Apple’s voice assistant Siri uses machine learning algorithms to predict that what you said was “call Jack” (rather than “call Jane”) because it has heard the phrase ‘call Jack’ enough times in enough accents (along with your phone contacts) to be confident as to your intent.
Extending the mobile analogy, the iPhone can read your fingerprint and acquire a level of confidence based on the pre-existing data it has stored.
Of course Apple is now doing away with the home button on its iPhone in preference for facial recognition, but the principles (as to probability / functionality / usability) are exactly the same.
Image recognition is also being used heavily in online marketplaces (such as www.carsales.com.au) to flag user content for review and improve search results / user experiences.

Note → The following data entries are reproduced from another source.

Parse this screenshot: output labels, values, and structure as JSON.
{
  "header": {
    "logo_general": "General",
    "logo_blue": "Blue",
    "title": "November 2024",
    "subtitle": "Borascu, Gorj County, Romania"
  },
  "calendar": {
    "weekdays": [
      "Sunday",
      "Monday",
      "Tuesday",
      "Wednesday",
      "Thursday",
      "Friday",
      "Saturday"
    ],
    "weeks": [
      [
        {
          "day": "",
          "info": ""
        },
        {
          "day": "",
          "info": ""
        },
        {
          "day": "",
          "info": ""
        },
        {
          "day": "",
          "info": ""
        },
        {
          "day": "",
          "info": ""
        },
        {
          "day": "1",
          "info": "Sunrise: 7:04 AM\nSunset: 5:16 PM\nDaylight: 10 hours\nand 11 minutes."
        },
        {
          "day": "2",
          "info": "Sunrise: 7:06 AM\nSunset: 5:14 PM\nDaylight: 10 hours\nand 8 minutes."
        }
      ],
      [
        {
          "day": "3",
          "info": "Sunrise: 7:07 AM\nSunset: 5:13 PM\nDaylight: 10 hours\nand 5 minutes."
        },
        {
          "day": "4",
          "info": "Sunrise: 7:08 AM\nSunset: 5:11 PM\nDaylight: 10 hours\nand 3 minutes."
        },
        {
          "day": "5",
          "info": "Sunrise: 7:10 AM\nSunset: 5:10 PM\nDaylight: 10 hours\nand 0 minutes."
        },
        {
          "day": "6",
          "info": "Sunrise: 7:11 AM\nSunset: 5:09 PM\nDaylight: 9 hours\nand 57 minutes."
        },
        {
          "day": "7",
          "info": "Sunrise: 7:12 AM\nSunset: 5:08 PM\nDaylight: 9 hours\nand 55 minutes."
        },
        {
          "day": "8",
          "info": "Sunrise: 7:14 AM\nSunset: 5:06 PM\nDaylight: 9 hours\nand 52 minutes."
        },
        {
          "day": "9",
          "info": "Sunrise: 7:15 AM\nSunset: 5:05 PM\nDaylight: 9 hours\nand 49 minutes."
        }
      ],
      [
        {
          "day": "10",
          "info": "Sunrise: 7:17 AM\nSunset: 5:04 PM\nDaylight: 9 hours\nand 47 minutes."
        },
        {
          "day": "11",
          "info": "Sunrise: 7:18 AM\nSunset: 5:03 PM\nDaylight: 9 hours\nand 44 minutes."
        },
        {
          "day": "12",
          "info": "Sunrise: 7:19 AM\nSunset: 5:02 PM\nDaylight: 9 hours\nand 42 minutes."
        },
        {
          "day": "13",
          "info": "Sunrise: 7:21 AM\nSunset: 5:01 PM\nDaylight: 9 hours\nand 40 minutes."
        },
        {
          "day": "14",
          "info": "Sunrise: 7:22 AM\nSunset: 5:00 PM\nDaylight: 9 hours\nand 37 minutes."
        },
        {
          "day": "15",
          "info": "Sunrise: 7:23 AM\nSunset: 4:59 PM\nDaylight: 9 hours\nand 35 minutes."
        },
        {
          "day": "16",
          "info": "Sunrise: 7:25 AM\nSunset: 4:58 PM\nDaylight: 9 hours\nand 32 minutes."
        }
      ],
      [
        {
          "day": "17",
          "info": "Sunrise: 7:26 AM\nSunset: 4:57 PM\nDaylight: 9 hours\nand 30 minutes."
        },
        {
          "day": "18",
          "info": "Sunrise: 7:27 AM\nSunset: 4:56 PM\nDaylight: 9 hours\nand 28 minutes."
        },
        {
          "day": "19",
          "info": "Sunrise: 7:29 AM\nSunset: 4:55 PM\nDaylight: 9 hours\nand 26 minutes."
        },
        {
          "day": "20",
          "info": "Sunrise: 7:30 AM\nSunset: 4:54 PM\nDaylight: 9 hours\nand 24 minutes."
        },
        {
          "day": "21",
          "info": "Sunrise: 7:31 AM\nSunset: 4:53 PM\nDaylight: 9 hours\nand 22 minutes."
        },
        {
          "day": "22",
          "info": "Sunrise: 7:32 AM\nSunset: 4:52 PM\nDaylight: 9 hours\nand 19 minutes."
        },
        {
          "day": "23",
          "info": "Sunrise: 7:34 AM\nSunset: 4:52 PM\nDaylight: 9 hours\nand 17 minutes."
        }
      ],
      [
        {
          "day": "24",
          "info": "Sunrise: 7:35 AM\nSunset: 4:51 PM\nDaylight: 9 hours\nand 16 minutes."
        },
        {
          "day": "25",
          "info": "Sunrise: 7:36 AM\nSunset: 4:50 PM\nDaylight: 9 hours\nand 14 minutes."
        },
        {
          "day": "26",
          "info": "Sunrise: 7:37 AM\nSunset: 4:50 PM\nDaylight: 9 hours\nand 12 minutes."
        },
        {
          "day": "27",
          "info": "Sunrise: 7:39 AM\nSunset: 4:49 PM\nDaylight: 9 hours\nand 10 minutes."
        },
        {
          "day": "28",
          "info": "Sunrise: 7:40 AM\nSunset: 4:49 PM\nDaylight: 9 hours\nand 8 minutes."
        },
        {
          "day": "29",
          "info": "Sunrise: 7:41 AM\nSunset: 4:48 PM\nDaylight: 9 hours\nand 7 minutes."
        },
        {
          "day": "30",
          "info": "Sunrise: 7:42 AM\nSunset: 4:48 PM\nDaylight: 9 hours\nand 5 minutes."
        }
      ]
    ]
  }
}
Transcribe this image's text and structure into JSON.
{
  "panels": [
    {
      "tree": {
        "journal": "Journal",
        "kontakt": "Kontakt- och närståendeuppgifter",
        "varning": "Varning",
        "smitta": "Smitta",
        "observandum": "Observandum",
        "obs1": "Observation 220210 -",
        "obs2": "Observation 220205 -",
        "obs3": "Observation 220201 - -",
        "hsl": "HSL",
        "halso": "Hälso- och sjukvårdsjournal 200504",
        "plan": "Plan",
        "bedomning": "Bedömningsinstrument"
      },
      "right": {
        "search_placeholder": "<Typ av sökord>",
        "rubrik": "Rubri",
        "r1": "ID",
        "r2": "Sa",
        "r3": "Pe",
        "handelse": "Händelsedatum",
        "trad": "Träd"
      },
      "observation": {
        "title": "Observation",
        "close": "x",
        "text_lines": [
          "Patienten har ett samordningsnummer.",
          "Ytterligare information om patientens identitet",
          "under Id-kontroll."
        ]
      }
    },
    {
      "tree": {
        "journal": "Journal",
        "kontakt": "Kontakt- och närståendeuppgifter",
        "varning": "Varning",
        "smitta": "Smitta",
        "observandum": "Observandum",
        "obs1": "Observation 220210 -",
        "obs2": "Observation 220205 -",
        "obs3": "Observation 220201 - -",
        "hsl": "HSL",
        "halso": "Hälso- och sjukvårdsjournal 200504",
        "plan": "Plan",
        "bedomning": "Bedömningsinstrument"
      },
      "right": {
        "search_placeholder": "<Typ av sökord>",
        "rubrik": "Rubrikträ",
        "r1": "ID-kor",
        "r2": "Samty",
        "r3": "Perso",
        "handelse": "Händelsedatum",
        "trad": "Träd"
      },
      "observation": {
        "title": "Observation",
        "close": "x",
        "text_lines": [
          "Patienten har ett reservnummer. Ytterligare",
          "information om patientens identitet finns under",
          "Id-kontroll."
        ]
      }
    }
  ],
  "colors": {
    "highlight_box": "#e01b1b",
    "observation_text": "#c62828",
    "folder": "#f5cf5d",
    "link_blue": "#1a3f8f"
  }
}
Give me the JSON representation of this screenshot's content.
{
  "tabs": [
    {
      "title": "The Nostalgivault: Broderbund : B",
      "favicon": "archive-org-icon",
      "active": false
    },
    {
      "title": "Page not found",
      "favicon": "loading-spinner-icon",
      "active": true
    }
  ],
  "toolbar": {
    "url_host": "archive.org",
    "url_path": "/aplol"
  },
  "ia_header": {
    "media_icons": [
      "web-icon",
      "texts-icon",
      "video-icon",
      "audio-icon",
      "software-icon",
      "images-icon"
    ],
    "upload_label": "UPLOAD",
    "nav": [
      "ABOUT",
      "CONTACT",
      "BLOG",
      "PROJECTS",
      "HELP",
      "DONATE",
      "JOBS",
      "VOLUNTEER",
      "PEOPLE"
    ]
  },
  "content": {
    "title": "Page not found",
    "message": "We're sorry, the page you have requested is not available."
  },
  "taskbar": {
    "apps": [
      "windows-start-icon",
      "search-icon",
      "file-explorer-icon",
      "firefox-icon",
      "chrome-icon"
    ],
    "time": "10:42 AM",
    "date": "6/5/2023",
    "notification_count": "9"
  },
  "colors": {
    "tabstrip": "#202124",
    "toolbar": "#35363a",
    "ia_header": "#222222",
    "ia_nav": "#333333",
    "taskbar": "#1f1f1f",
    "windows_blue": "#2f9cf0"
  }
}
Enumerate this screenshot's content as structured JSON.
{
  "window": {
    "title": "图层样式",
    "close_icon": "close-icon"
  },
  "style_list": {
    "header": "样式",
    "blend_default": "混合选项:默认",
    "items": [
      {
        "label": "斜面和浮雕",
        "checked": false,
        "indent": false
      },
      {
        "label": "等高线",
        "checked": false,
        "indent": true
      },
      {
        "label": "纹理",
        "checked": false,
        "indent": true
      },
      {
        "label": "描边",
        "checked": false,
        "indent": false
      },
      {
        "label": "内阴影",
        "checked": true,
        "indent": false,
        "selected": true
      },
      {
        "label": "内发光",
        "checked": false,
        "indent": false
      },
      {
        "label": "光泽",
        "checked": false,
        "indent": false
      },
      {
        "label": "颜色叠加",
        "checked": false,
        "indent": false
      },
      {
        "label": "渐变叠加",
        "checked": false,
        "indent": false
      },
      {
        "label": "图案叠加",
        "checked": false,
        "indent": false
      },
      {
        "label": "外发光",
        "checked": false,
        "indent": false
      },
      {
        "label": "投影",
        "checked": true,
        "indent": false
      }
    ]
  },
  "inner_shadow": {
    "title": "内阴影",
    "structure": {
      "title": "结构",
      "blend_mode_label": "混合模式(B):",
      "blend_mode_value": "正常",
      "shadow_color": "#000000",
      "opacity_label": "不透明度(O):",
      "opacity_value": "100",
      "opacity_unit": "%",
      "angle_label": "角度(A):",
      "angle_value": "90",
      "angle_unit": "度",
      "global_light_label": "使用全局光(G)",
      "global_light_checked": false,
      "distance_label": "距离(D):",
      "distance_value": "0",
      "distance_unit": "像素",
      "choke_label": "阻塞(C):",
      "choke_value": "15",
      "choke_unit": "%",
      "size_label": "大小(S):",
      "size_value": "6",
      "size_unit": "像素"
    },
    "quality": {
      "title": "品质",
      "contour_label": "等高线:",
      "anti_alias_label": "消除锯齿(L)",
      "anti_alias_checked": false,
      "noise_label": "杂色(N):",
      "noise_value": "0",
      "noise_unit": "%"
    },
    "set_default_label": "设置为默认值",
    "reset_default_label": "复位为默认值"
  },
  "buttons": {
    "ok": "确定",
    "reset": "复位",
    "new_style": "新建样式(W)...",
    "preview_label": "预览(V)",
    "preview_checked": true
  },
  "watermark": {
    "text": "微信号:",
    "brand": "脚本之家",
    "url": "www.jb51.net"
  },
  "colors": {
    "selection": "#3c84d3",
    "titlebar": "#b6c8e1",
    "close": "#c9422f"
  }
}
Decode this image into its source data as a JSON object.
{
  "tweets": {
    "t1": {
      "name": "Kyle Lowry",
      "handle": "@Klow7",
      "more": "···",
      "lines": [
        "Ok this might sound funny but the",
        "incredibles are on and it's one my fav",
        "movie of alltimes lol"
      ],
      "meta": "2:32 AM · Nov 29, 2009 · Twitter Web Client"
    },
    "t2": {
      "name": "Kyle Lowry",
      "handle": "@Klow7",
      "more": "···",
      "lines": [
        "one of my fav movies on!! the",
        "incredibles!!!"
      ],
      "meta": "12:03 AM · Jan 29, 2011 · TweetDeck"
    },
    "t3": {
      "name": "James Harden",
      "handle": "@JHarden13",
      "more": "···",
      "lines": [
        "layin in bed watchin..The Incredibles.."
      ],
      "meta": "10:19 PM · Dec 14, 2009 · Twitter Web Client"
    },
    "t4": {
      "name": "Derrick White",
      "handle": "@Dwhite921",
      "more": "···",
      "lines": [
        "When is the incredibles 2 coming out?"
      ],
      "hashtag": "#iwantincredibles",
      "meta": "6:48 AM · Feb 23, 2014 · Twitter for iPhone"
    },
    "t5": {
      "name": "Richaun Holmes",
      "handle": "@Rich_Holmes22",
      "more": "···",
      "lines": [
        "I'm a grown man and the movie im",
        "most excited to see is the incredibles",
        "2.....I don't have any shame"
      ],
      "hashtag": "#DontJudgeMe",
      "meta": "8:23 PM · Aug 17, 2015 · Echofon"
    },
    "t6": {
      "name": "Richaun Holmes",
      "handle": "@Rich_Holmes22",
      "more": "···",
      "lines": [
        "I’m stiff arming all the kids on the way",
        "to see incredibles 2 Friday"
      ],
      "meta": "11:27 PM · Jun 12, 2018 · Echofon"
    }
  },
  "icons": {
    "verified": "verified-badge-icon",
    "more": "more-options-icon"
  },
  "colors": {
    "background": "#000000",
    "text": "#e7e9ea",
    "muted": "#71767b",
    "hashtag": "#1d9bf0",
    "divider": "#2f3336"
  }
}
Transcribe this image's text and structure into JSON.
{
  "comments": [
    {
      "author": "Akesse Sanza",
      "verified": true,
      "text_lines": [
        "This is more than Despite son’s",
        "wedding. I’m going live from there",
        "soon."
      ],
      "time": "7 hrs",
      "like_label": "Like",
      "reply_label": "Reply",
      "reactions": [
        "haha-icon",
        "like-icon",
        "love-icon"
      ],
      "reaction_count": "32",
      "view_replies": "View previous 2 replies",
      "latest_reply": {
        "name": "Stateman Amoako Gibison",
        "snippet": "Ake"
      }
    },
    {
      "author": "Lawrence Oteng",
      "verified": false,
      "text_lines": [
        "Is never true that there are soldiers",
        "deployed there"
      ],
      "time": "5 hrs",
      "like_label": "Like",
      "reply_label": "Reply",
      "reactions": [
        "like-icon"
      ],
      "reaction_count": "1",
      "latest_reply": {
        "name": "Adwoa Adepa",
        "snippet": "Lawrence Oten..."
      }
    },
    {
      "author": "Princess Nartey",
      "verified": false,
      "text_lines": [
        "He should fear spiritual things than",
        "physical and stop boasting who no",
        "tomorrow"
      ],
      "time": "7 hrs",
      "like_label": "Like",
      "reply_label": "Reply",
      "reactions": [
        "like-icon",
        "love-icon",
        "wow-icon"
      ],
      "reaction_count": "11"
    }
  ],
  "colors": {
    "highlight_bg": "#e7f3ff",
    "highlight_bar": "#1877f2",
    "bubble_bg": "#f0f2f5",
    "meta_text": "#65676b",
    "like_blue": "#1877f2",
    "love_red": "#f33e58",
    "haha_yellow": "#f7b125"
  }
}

The Australian Centre for Invasive Species Solutions is using machine learning to build intelligent devices which can see, think and act in order to target specific pest animals.
In the Australian context the eradication of pest species such as foxes, rabbits and feral cats is – in my view – a perfect example of the huge upside which this technology offers.
This first blog in the Mclowd AI series’ was designed to lay the foundation for a collective journey, such that readers acquire a basic understanding of the key concepts which underpin the technology and its application.
The next episode will revolve around an internal session that is being held as part of the Mclowd October Team Meeting.
The goal of that session is to identify an MVP (Minimum Viable Product) that can be deployed into the existing software to automate the classification / processing of bank transactions.
Beyond that the sky is the limit for the deployment of AI within the Mclowd Community.